せりあがりそうな熱を押さえ込んで一度深呼吸をする。先輩相手に無礼をするわけにはいかない。俺は高校一年生の代表的存在でもあるんだ。俺のせいで一年生全体へ迷惑をかけるわけにはいかない。
でもこの先輩いちいち動作が芝居かかっててムカつく。先輩じゃなく真田がやっていたら殴り倒していたところだろう。というかそんな真田がいるわけないけど。そう思いながらも脳内で倒されていく長身老け顔帽子を殴りいい汗をかくデフォルメの俺。今度こういう話を仁王に持ちかけてみるか。奴だったら笑いそうだ。
まあ、こんないやったらしい笑みはごめんだが。

「……話がそれだけなら、帰らせてもらいますけど」

「おいおい、そう邪険にすんなって。いい情報持ってきてやったっていうのにひっでぇ奴。なあお前さ、なんで哀川が学校来ないんだと思う」

「……さあ」

「ヒントはDVD」

「どういうことですか」

眉が寄り、声に怒気が含まれていく。なんなんだこいつ、本当になんなんだ。

「それより、お前ら高一ってよ、中学のとき、家族みたいに、身内みたいにしてたんだって?テニス部でまとまって集中出来るようにさ。よく考えたよな」

でも、本当の家族でも身内でもねぇ奴のこと、お前は許せんのかなあ?


笑いながら言う言葉に青筋をたてながら、先輩だからと自分を諫めようとする。こんなことで怒ってたらキリがないじゃないか。落ち着け、幸村精市。

「神の子の癖に全然分かってないんだな、お前」


……神の子、か。
神の子なんかじゃ、ないんだけどなあ。
頭を掻いて笑顔を溢す。怒りなんて表すわけにはいけない。だいたい怒りを越えて呆れを吐き出してしまいそうな状態だ。
きっと友だったらこんな俺を見て顔を真っ赤にさせて怒ってくれるだろう。幼い頃から変わっていない彼女の行為を思い出す。
彼女は俺を神の子っていうの好きじゃないからなあ。しかもそれでグループの中でもリーダー格の女子を相手に大喧嘩してたっけ。懐かしい。

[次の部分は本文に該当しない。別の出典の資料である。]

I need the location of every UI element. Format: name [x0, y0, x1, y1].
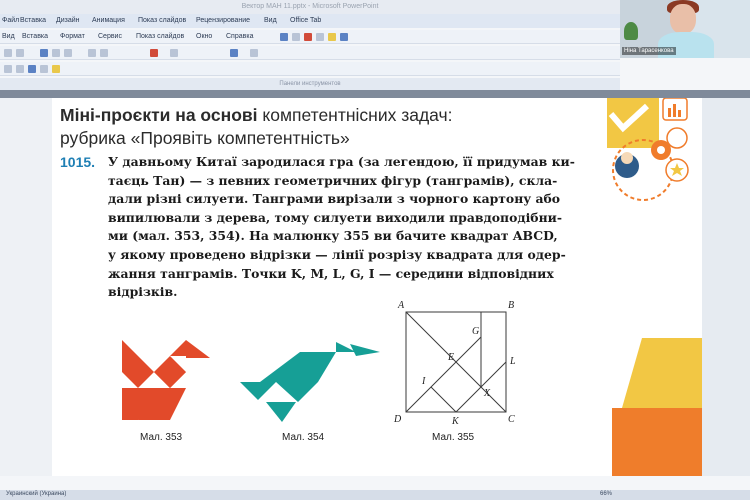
caption-354: Мал. 354: [282, 432, 325, 443]
language-status[interactable]: Украинский (Украина): [6, 491, 67, 497]
new-slide-icon[interactable]: [280, 33, 288, 41]
webcam-video: [620, 0, 750, 58]
design-icon[interactable]: [230, 49, 238, 57]
help-icon[interactable]: [340, 33, 348, 41]
font-color-icon[interactable]: [150, 49, 158, 57]
orange-decoration: [612, 338, 702, 476]
toolbar-menu-5[interactable]: Окно: [196, 33, 213, 40]
toolbar-menu-3[interactable]: Сервис: [98, 33, 122, 40]
label-c: C: [508, 414, 515, 425]
menu-item-3[interactable]: Анимация: [92, 17, 125, 24]
task-line-1: таєць Тан) — з певних геометричних фігур (танграмів), скла-: [108, 172, 558, 188]
numbering-icon[interactable]: [100, 49, 108, 57]
bullets-icon[interactable]: [88, 49, 96, 57]
toolbar-menu-4[interactable]: Показ слайдов: [136, 33, 185, 40]
figure-355-square-abcd: [392, 298, 522, 430]
task-line-0: У давньому Китаї зародилася гра (за легендою, її придумав ки-: [108, 154, 575, 169]
chart-icon[interactable]: [328, 33, 336, 41]
slide-right-margin: [702, 98, 750, 476]
task-number: 1015.: [60, 154, 96, 170]
slide-top-border: [0, 90, 750, 98]
toolbar-menu-0[interactable]: Вид: [2, 33, 15, 40]
lightbulb-icon: [667, 128, 687, 148]
animation-icon[interactable]: [250, 49, 258, 57]
layout-icon[interactable]: [292, 33, 300, 41]
tangram-piece: [170, 340, 186, 356]
menu-item-5[interactable]: Рецензирование: [196, 17, 251, 24]
menu-item-4[interactable]: Показ слайдов: [138, 17, 187, 24]
menu-item-1[interactable]: Вставка: [20, 17, 47, 24]
label-x: X: [484, 388, 491, 399]
table-icon[interactable]: [316, 33, 324, 41]
tangram-piece: [122, 372, 154, 388]
toolbar-menu-1[interactable]: Вставка: [22, 33, 49, 40]
figure-354-teal-figure: [240, 342, 382, 424]
tangram-piece: [266, 402, 296, 422]
menu-item-0[interactable]: Файл: [2, 17, 20, 24]
toolbar-formatting: [0, 46, 620, 60]
menu-item-7[interactable]: Office Tab: [290, 17, 322, 24]
shadow-icon[interactable]: [16, 49, 24, 57]
toolbar-menu-2[interactable]: Формат: [60, 33, 85, 40]
competence-illustration: [597, 98, 702, 203]
label-g: G: [472, 326, 480, 337]
select-icon[interactable]: [16, 65, 24, 73]
heading-bold: Міні-проєкти на основі: [60, 105, 258, 125]
font-size-icon[interactable]: [170, 49, 178, 57]
toolbar-standard: [0, 30, 620, 44]
status-bar: [0, 490, 750, 500]
menu-bar: [0, 14, 620, 28]
task-line-4: ми (мал. 353, 354). На малюнку 355 ви бачите квадрат ABCD,: [108, 228, 558, 244]
toolbar-menu-6[interactable]: Справка: [226, 33, 254, 40]
line-icon[interactable]: [40, 65, 48, 73]
slide-canvas[interactable]: [52, 98, 702, 476]
segment-dg: [406, 337, 481, 412]
toolbar-panel-label: Панели инструментов: [0, 78, 620, 90]
align-left-icon[interactable]: [40, 49, 48, 57]
task-line-7: відрізків.: [108, 284, 178, 300]
tangram-piece: [260, 352, 300, 382]
menu-item-6[interactable]: Вид: [264, 17, 277, 24]
window-title: Вектор МАН 11.pptx - Microsoft PowerPoint: [0, 0, 620, 14]
label-d: D: [394, 414, 402, 425]
yellow-block: [622, 338, 702, 408]
picture-icon[interactable]: [304, 33, 312, 41]
tangram-piece: [350, 344, 380, 356]
align-center-icon[interactable]: [52, 49, 60, 57]
presenter-name: Ніна Тарасенкова: [624, 48, 674, 54]
presenter-face: [670, 4, 696, 34]
align-right-icon[interactable]: [64, 49, 72, 57]
plant-image: [624, 22, 638, 40]
label-l: L: [510, 356, 516, 367]
label-i: I: [422, 376, 426, 387]
caption-355: Мал. 355: [432, 432, 475, 443]
tangram-piece: [122, 340, 154, 372]
tangram-piece: [154, 372, 186, 388]
task-line-3: випилювали з дерева, тому силуети виходили правдоподібни-: [108, 209, 562, 225]
tangram-piece: [276, 382, 318, 402]
toolbar-drawing: [0, 62, 620, 76]
menu-item-2[interactable]: Дизайн: [56, 17, 80, 24]
label-a: A: [398, 300, 405, 311]
tangram-piece: [300, 352, 336, 382]
label-k: K: [452, 416, 459, 427]
tangram-piece: [186, 340, 210, 358]
slide-left-margin: [0, 98, 52, 476]
figure-353-red-bird: [120, 338, 220, 423]
zoom-level[interactable]: 66%: [600, 491, 613, 497]
slide-heading-line1: [60, 104, 453, 126]
task-line-5: у якому проведено відрізки — лінії розрізу квадрата для одер-: [108, 246, 566, 262]
orange-block: [612, 408, 702, 476]
label-b: B: [508, 300, 515, 311]
task-text: [108, 153, 575, 302]
underline-icon[interactable]: [4, 49, 12, 57]
heading-rest: компетентнісних задач:: [262, 105, 453, 125]
label-e: E: [448, 352, 455, 363]
caption-353: Мал. 353: [140, 432, 183, 443]
tangram-piece: [240, 382, 276, 400]
shape-icon[interactable]: [28, 65, 36, 73]
fill-color-icon[interactable]: [52, 65, 60, 73]
draw-icon[interactable]: [4, 65, 12, 73]
segment-ik: [431, 387, 456, 412]
slide-heading-line2: рубрика «Проявіть компетентність»: [60, 128, 350, 148]
task-line-6: жання танграмів. Точки K, M, L, G, I — середини відповідних: [108, 265, 554, 281]
task-line-2: дали різні силуети. Танграми вирізали з чорного картону або: [108, 191, 561, 207]
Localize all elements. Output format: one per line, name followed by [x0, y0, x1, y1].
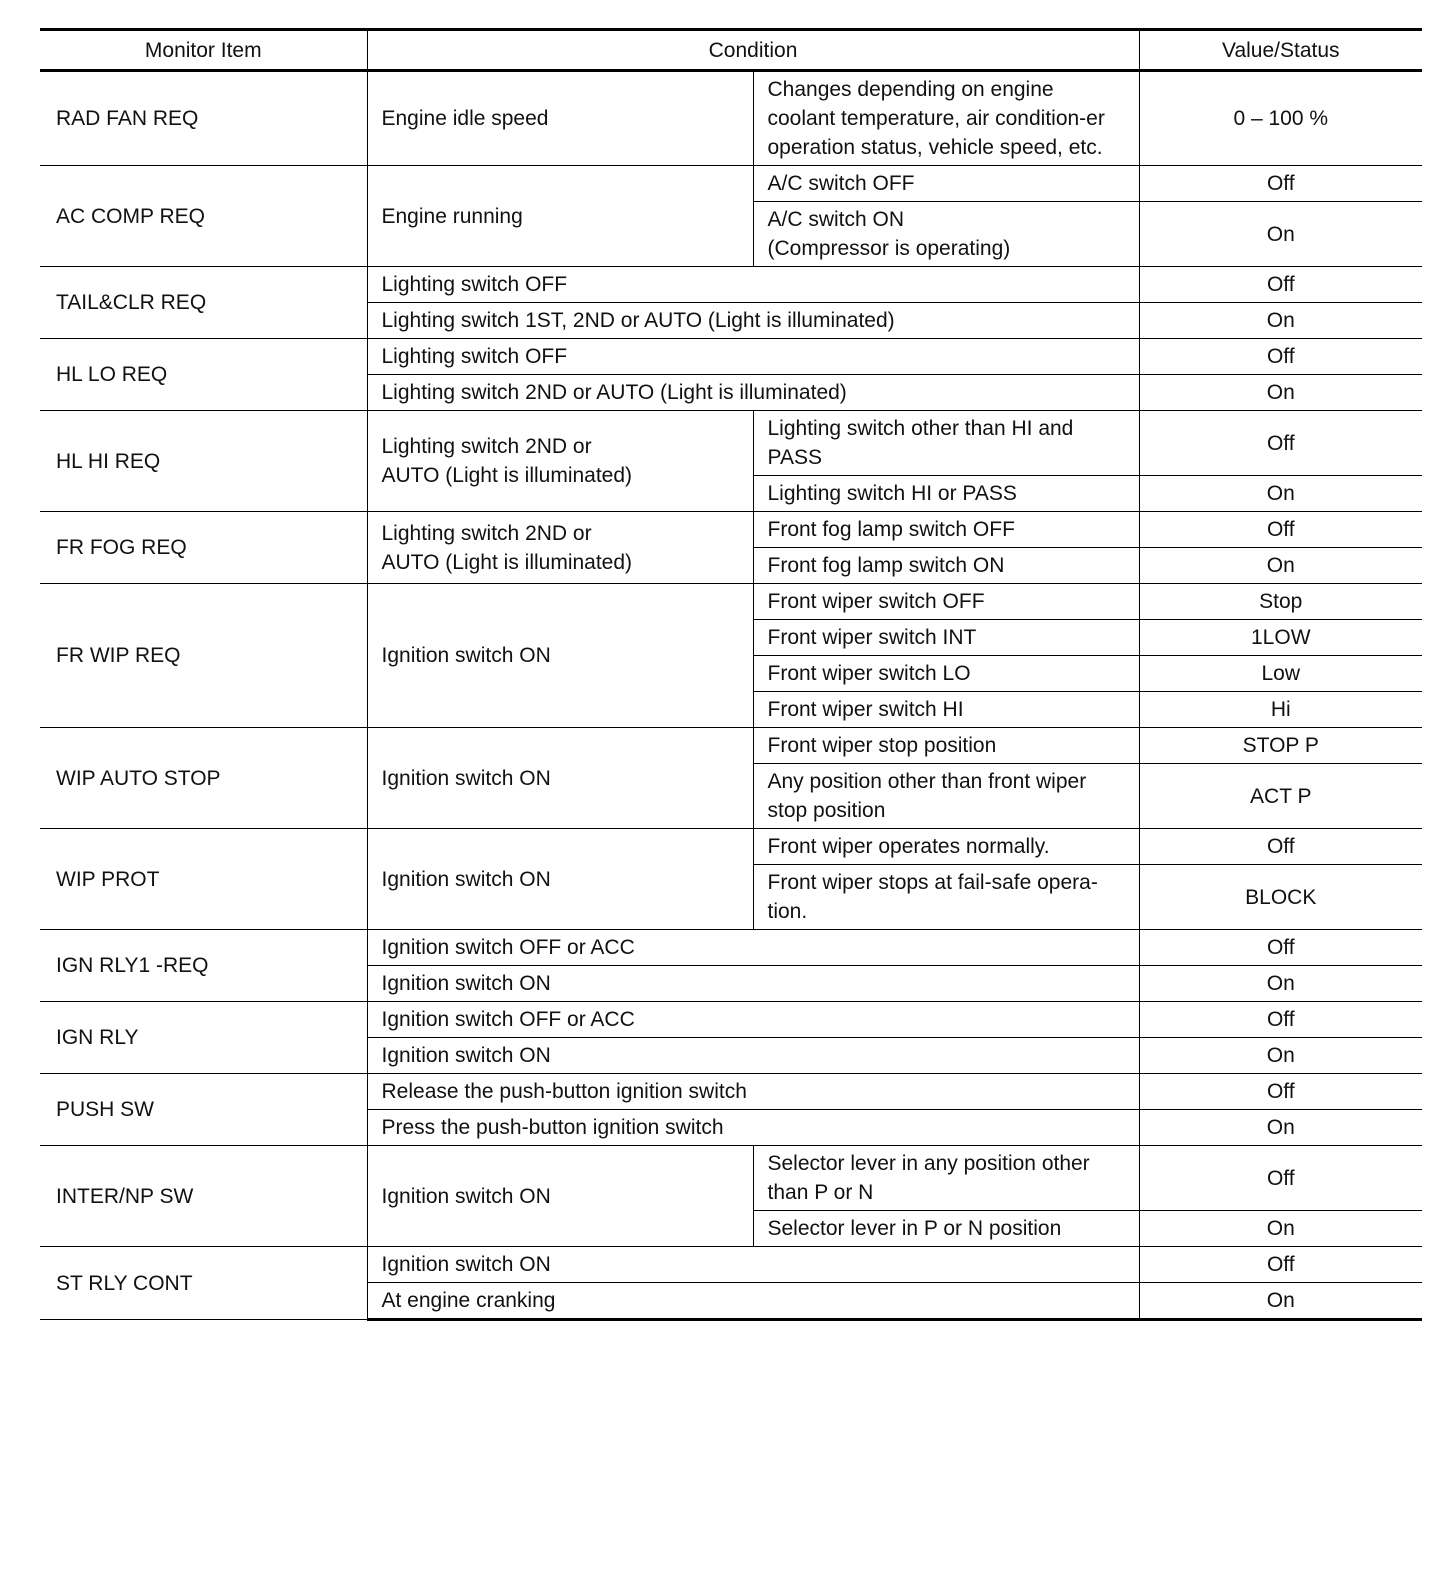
sub-condition-cell: Ignition switch ON — [367, 1247, 1139, 1283]
monitor-item-cell: WIP PROT — [40, 829, 367, 930]
sub-condition-cell: Selector lever in P or N position — [753, 1211, 1139, 1247]
monitor-item-cell: ST RLY CONT — [40, 1247, 367, 1320]
sub-condition-cell: Front wiper stops at fail-safe opera-tion. — [753, 865, 1139, 930]
value-status-cell: On — [1139, 375, 1422, 411]
value-status-cell: On — [1139, 202, 1422, 267]
sub-condition-cell: Lighting switch OFF — [367, 267, 1139, 303]
monitor-item-cell: FR WIP REQ — [40, 584, 367, 728]
sub-condition-cell: Lighting switch other than HI and PASS — [753, 411, 1139, 476]
sub-condition-cell: A/C switch OFF — [753, 166, 1139, 202]
value-status-cell: On — [1139, 548, 1422, 584]
monitor-item-cell: WIP AUTO STOP — [40, 728, 367, 829]
value-status-cell: Off — [1139, 1074, 1422, 1110]
value-status-cell: Off — [1139, 267, 1422, 303]
sub-condition-cell: Selector lever in any position other than P or N — [753, 1146, 1139, 1211]
table-row — [40, 1002, 1422, 1038]
value-status-cell: On — [1139, 1283, 1422, 1320]
sub-condition-cell: Front wiper switch LO — [753, 656, 1139, 692]
value-status-cell: 0 – 100 % — [1139, 71, 1422, 166]
value-status-cell: Off — [1139, 1247, 1422, 1283]
value-status-cell: 1LOW — [1139, 620, 1422, 656]
value-status-cell: On — [1139, 1211, 1422, 1247]
sub-condition-cell: Any position other than front wiper stop position — [753, 764, 1139, 829]
table-row — [40, 1074, 1422, 1110]
monitor-item-cell: TAIL&CLR REQ — [40, 267, 367, 339]
value-status-cell: Off — [1139, 512, 1422, 548]
table-row — [40, 71, 1422, 166]
sub-condition-cell: Changes depending on engine coolant temperature, air condition-er operation status, vehicle speed, etc. — [753, 71, 1139, 166]
value-status-cell: Off — [1139, 829, 1422, 865]
sub-condition-cell: Press the push-button ignition switch — [367, 1110, 1139, 1146]
value-status-cell: On — [1139, 966, 1422, 1002]
value-status-cell: Off — [1139, 1146, 1422, 1211]
value-status-cell: Off — [1139, 411, 1422, 476]
table-row — [40, 1146, 1422, 1211]
table-row — [40, 339, 1422, 375]
monitor-item-cell: PUSH SW — [40, 1074, 367, 1146]
condition-cell: Lighting switch 2ND or AUTO (Light is illuminated) — [367, 512, 753, 584]
sub-condition-cell: Front wiper stop position — [753, 728, 1139, 764]
header-value-status: Value/Status — [1139, 30, 1422, 71]
table-row — [40, 411, 1422, 476]
value-status-cell: ACT P — [1139, 764, 1422, 829]
sub-condition-cell: Release the push-button ignition switch — [367, 1074, 1139, 1110]
monitor-item-cell: RAD FAN REQ — [40, 71, 367, 166]
table-body — [40, 71, 1422, 1320]
value-status-cell: Off — [1139, 930, 1422, 966]
monitor-item-cell: FR FOG REQ — [40, 512, 367, 584]
table-row — [40, 166, 1422, 202]
table-row — [40, 512, 1422, 548]
value-status-cell: On — [1139, 1110, 1422, 1146]
sub-condition-cell: Front fog lamp switch OFF — [753, 512, 1139, 548]
sub-condition-cell: Front wiper switch INT — [753, 620, 1139, 656]
value-status-cell: Off — [1139, 166, 1422, 202]
value-status-cell: BLOCK — [1139, 865, 1422, 930]
sub-condition-cell: Ignition switch ON — [367, 1038, 1139, 1074]
condition-cell: Engine running — [367, 166, 753, 267]
table-row — [40, 584, 1422, 620]
condition-cell: Ignition switch ON — [367, 1146, 753, 1247]
condition-cell: Ignition switch ON — [367, 829, 753, 930]
sub-condition-cell: Ignition switch ON — [367, 966, 1139, 1002]
sub-condition-cell: Front fog lamp switch ON — [753, 548, 1139, 584]
monitor-item-cell: HL HI REQ — [40, 411, 367, 512]
value-status-cell: Hi — [1139, 692, 1422, 728]
value-status-cell: On — [1139, 1038, 1422, 1074]
monitor-item-cell: INTER/NP SW — [40, 1146, 367, 1247]
sub-condition-cell: Front wiper switch OFF — [753, 584, 1139, 620]
value-status-cell: Off — [1139, 1002, 1422, 1038]
sub-condition-cell: Lighting switch 1ST, 2ND or AUTO (Light is illuminated) — [367, 303, 1139, 339]
value-status-cell: Stop — [1139, 584, 1422, 620]
table-row — [40, 829, 1422, 865]
condition-cell: Engine idle speed — [367, 71, 753, 166]
condition-cell: Ignition switch ON — [367, 584, 753, 728]
header-monitor-item: Monitor Item — [40, 30, 367, 71]
sub-condition-cell: Ignition switch OFF or ACC — [367, 1002, 1139, 1038]
monitor-item-cell: HL LO REQ — [40, 339, 367, 411]
sub-condition-cell: A/C switch ON (Compressor is operating) — [753, 202, 1139, 267]
value-status-cell: Off — [1139, 339, 1422, 375]
condition-cell: Ignition switch ON — [367, 728, 753, 829]
sub-condition-cell: Lighting switch HI or PASS — [753, 476, 1139, 512]
value-status-cell: On — [1139, 303, 1422, 339]
sub-condition-cell: Lighting switch OFF — [367, 339, 1139, 375]
condition-cell: Lighting switch 2ND or AUTO (Light is illuminated) — [367, 411, 753, 512]
monitor-item-table — [40, 28, 1422, 1321]
value-status-cell: STOP P — [1139, 728, 1422, 764]
header-condition: Condition — [367, 30, 1139, 71]
value-status-cell: Low — [1139, 656, 1422, 692]
table-row — [40, 1247, 1422, 1283]
monitor-item-cell: AC COMP REQ — [40, 166, 367, 267]
table-header-row — [40, 30, 1422, 71]
monitor-item-cell: IGN RLY1 -REQ — [40, 930, 367, 1002]
sub-condition-cell: Front wiper operates normally. — [753, 829, 1139, 865]
table-row — [40, 267, 1422, 303]
sub-condition-cell: Lighting switch 2ND or AUTO (Light is illuminated) — [367, 375, 1139, 411]
table-row — [40, 930, 1422, 966]
sub-condition-cell: Front wiper switch HI — [753, 692, 1139, 728]
table-row — [40, 728, 1422, 764]
value-status-cell: On — [1139, 476, 1422, 512]
sub-condition-cell: At engine cranking — [367, 1283, 1139, 1320]
sub-condition-cell: Ignition switch OFF or ACC — [367, 930, 1139, 966]
monitor-item-cell: IGN RLY — [40, 1002, 367, 1074]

あの頃はまだ彼女に恋愛感情を抱いていなくて、お姉さんを心配する弟みたいに大丈夫なのかなとオロオロしていた。いつ彼女への気持ちに気が付いたんだったっけ。……まあ、簡単に出てるんだけどやっぱりこっぱずかしくて、俺は荷物を抱えて、先輩に一礼したあと彼女の家へと急ぐ。

――全然分かってないんだな
柳にも言われた言葉がよみがえる。分かっていない、か。だったら自分達は分かるとでもいうのだろうか。屈折した感情を押し込めてチャイムを鳴らす。
その頃にはもう嫌なことなんて全て吹き飛んでいた。